Возница помолчал, нукнул на лошадей, мерно бежавших, хлопнул их вожжами по бокам. Вздрогнули колокольчики и оживлённее зазвенели под дугой.

— В грозе-то нашей, Александра Николаевич, лютая печаль, месть, горе, народное горе. — Семён вздохнул. — Так-от, барин! Скажем, прямо тебе, сколь знаем твою добрую душу, будут притеснять, мужик опять взбунтуется. Волюшку ему надо, барин, волюшку вольную… Вот тебе наша мужицкая правда…

— Горькая правда, — сказал Радищев, — но справедливая, Семён.

— Слаще-то пока нету, Александра Николаевич.

7

Последнюю ночь ехали напролёт. Нетерпение Радищева достигло высокого напряжения. Ему казалось, что лошади бегут не рысью, а едва плетутся. Александр Николаевич почти не смыкал глаз. В короткие минуты забытья он как бы переставал слышать звон колокольчиков, будто замиравших на это время, но тут же встряхивался. Перед ним маячила тёмная фигура Семёна. Перебарывая сон, Александр Николаевич возобновлял разговор, расспрашивал Семёна то об одном, то о другом, следя за созвездием Большой Медведицы. Хвост созвездия совсем опустился вниз. Значит, время было предрассветное и ночь уже миновала.

И действительно, вскоре заметно стал белеть восток, отчётливее начали проступать на просветлённом небосводе кромки чёрного леса, покрывающего гряду пологих холмов. Казалось, густой лес был совсем рядом, но чем светлее становилось вокруг, тем стена его отступала в синеве всё дальше и дальше.
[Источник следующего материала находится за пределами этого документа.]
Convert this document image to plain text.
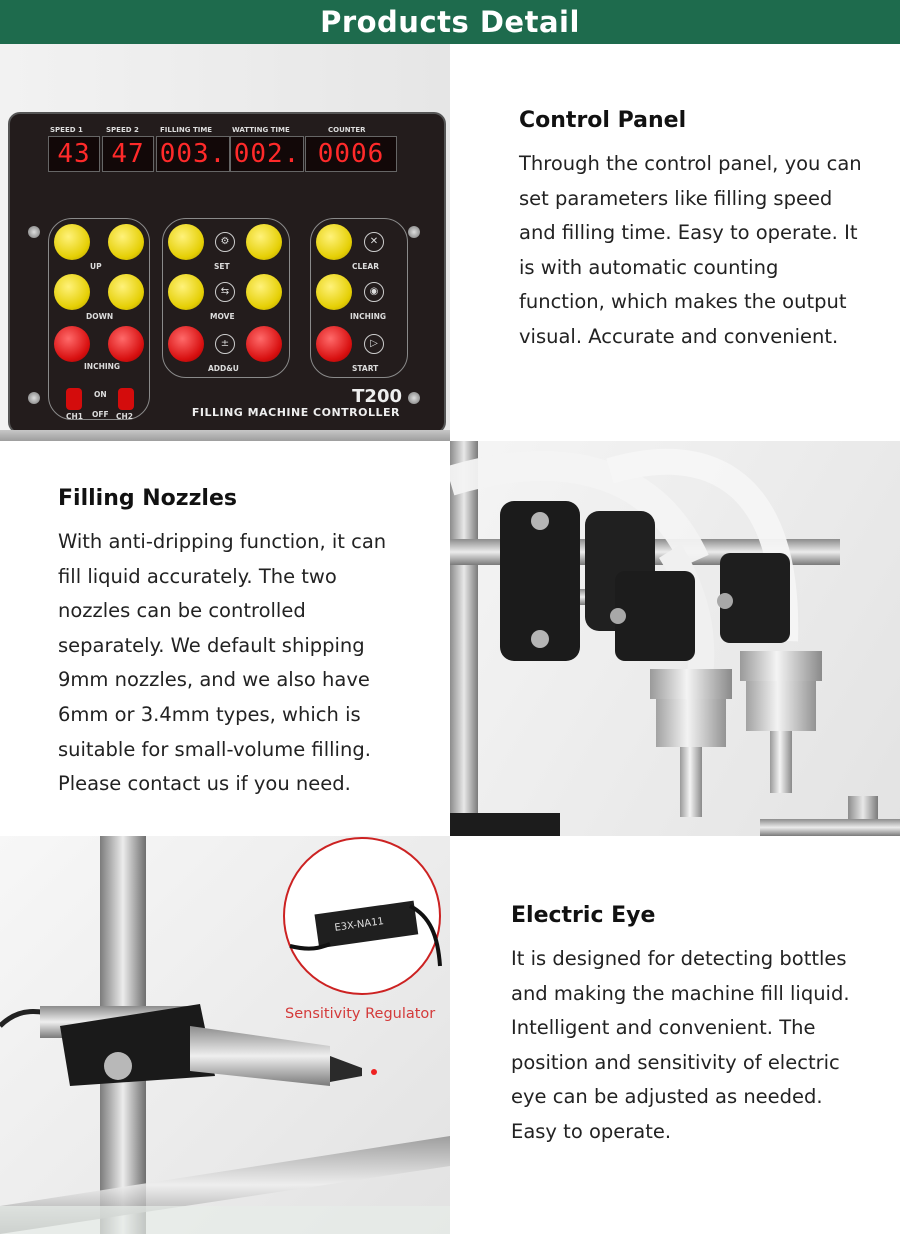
Products Detail
SPEED 1	SPEED 2	FILLING TIME	WATTING TIME	COUNTER
43 47 003. 002. 0006
UP
DOWN
INCHING
CH1
ON
OFF CH2
⚙
⇆
±
SET
MOVE
ADD&U
✕
◉
▷
CLEAR
INCHING
START
T200
FILLING MACHINE CONTROLLER
Control Panel

Through the control panel, you can set parameters like filling speed and filling time. Easy to operate. It is with automatic counting function, which makes the output visual. Accurate and convenient.

Filling Nozzles

With anti-dripping function, it can fill liquid accurately. The two nozzles can be controlled separately. We default shipping 9mm nozzles, and we also have 6mm or 3.4mm types, which is suitable for small-volume filling. Please contact us if you need.

E3X-NA11
Sensitivity Regulator
Electric Eye

It is designed for detecting bottles and making the machine fill liquid. Intelligent and convenient. The position and sensitivity of electric eye can be adjusted as needed. Easy to operate.
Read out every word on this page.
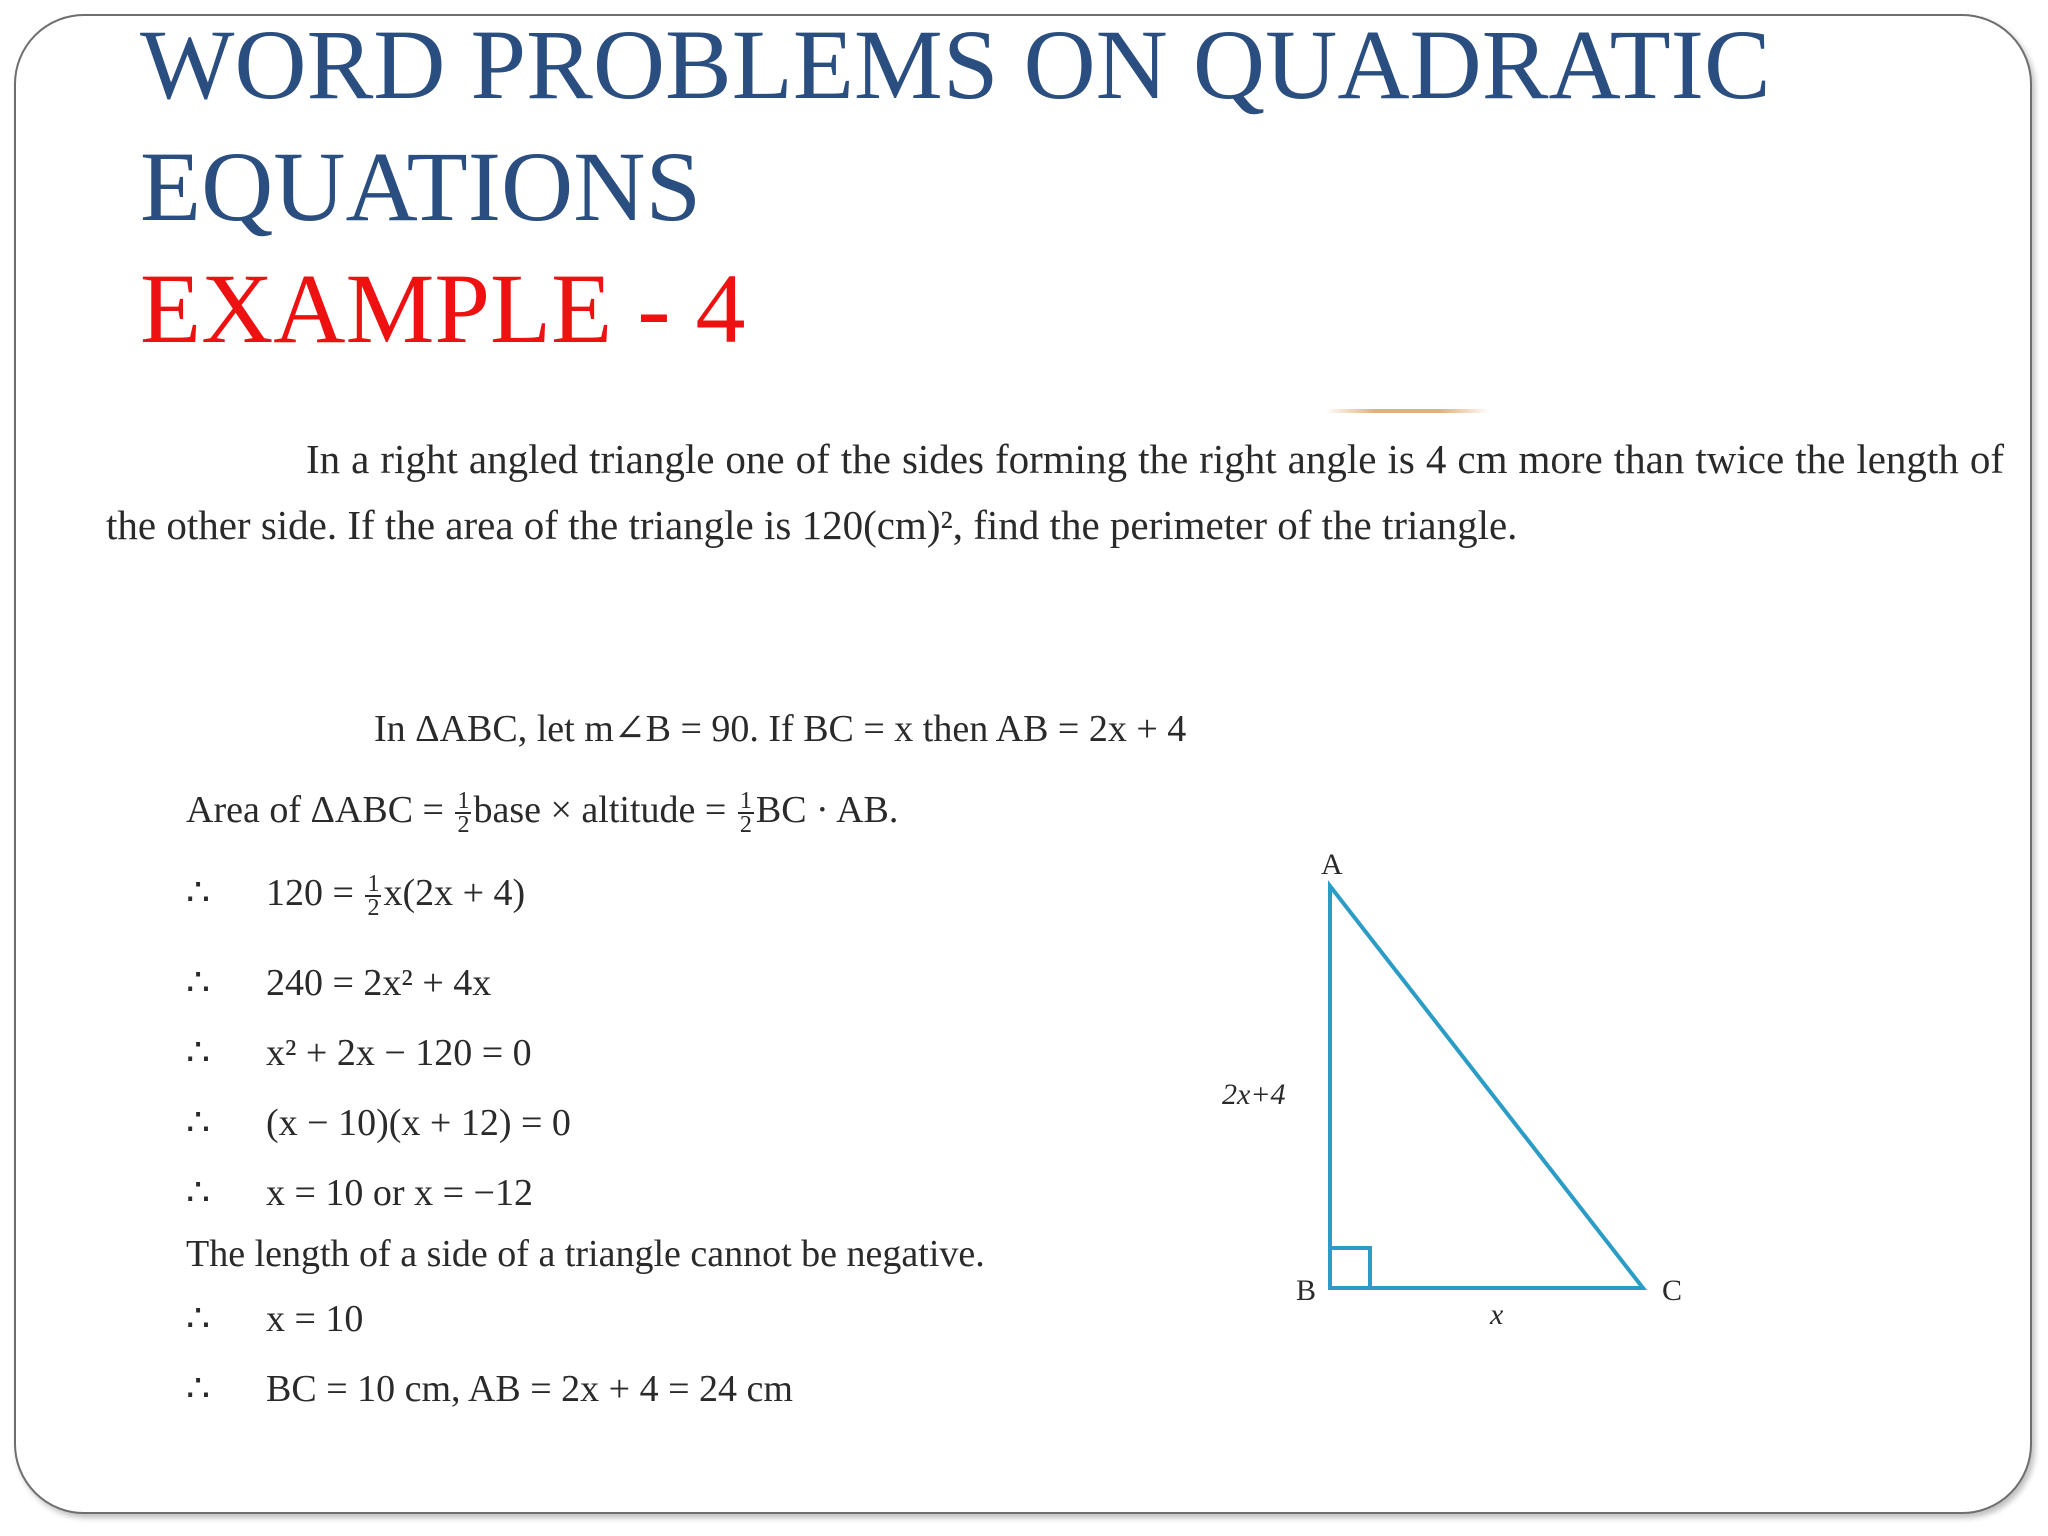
WORD PROBLEMS ON QUADRATIC
EQUATIONS
EXAMPLE - 4

In a right angled triangle one of the sides forming the right angle is 4 cm more than twice the length of the other side. If the area of the triangle is 120(cm)², find the perimeter of the triangle.

In ΔABC, let m∠B = 90. If BC = x then AB = 2x + 4
Area of $\Delta ABC = \frac{1}{2}$ base × altitude = $\frac{1}{2}$ BC · AB.
∴ $120 = \frac{1}{2} x(2x + 4)$
∴ 240 = 2x² + 4x
∴ x² + 2x − 120 = 0
∴ (x − 10)(x + 12) = 0
∴ x = 10 or x = −12
∴ x = 10
∴ BC = 10 cm, AB = 2x + 4 = 24 cm
The length of a side of a triangle cannot be negative.
A
B	C
2x+4
x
Волнение Радищева не стихало, как ни старался он сдержать свои чувства. Выехали совсем на открытое место, иссечённое долиной Тютняра и старыми оврагами — суходолами. Уже были видны ветряные мельницы. Они стояли рядышком на взгорке, будто прижавшись друг к другу. Самая дальняя из них находилась на окраине Верхнего Аблязова и неторопливо размахивала крыльями.

Семён, уставший за ночь, взбодрился, снял шапку и перекрестился.

— Слава те, господи, Преображенское. Доехали, барин, благополучно.

Под первыми лучами солнца, словно нахлобученные шапки, показались тёмные соломенные крыши изб. Гордо вскинулся гранёный конус колокольни усадебной церкви, построенной ещё прадедом Григорием Аблязовым. В память прадеда Преображенское теперь чаще называли Верхним Аблязовым.

Рядом с церковью стоял отцовский каменный дом с облупившимся палевым фасадом. Четыре колонны подпирали балкон, под которым находились парадные двери дома. Пятьдесят лет назад Радищев родился в этом доме, провёл своё детство, научился грамоте у дядьки Петра Мамонтова, по прозвищу Сума. Он любил сидеть на балконе, смотреть на ветряки, вдали размахивающие крыльями, и слушать рассказы бабки Прасковьи Клементьевны про барское и мужицкое житьё-бытьё. «Мои пестуны, мои учители жизни», — с любовью вспомнил о них Александр Николаевич, благодарный им за уроки, полные житейской мудрости и пригодившиеся ему в жизни больше, чем многие поздние советы учёных, слышанные в Лейпцигском университете.

Мог ли он забыть в своей бурной и полной самых неожиданных, то радостных, то печальных, событий жизни, далёкие годы детства, этот красивый родительский уголок? Эти милые, недолгие годы детства, как и всё, что сейчас открылось его взору, было полно тёплых воспоминаний.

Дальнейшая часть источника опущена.